Last week I wrote about Dan Pink’s contention that once our basic needs are taken care of we humans seek three things in our work: Mastery, Autonomy and Meaning.
This may be especially true for entrepreneurs. Or not? I got to thinking about this by last week when I read the Forbes article about Elon Musk taking his electric car company, Tesla, public. As a serial entrepreneur, what does he seek? He co-founded PayPal, a phenomenal success, and proceeded to pour all his wealth into the new company, which has now suffered heavy losses and put a big dent in his personal wealth. Despite being broke, Musk appears eternally optimistic and somehow, I think he will land on his feet. This is a common story for serial entrepreneurs, who found company after company, regardless of the financial risk.
Why do they do it? I revisited our eClips interview with Elon Musk to see if I could pick up a clue about his motivation as an entrepreneur. There is no doubt that Autonomy is first and foremost for him, based on his entrepreneurial pathway, but what about Mastery and Meaning?

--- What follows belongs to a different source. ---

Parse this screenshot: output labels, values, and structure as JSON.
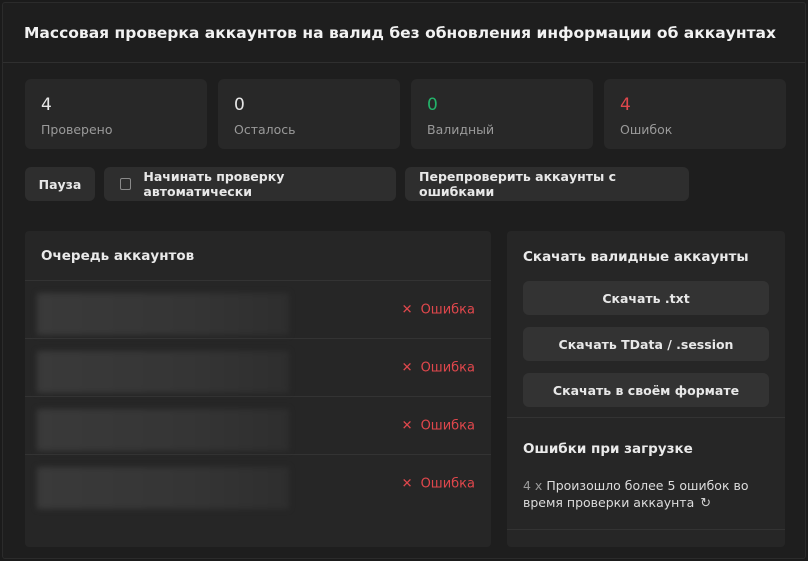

In the clip below, he discusses the run up to PayPal and reveals the thinking process. He’s looking for further mastery in the internet space. Yet later in the interview when he begins discussing space travel, he seems focuses on the financial return. And what about Tesla? Is he motivated mostly by trying to change the world (Meaning) or wants to be known for coming up with the best electric car (Mastery?).
Musk may be an outlier (he is apparently the inspiration for Robert Downey Jr.’s interpretation of Tony Stark in Iron Man), but I wonder. What does keep them going when most of us would simply deposit the money someplace safe and live off the interest. Or would we?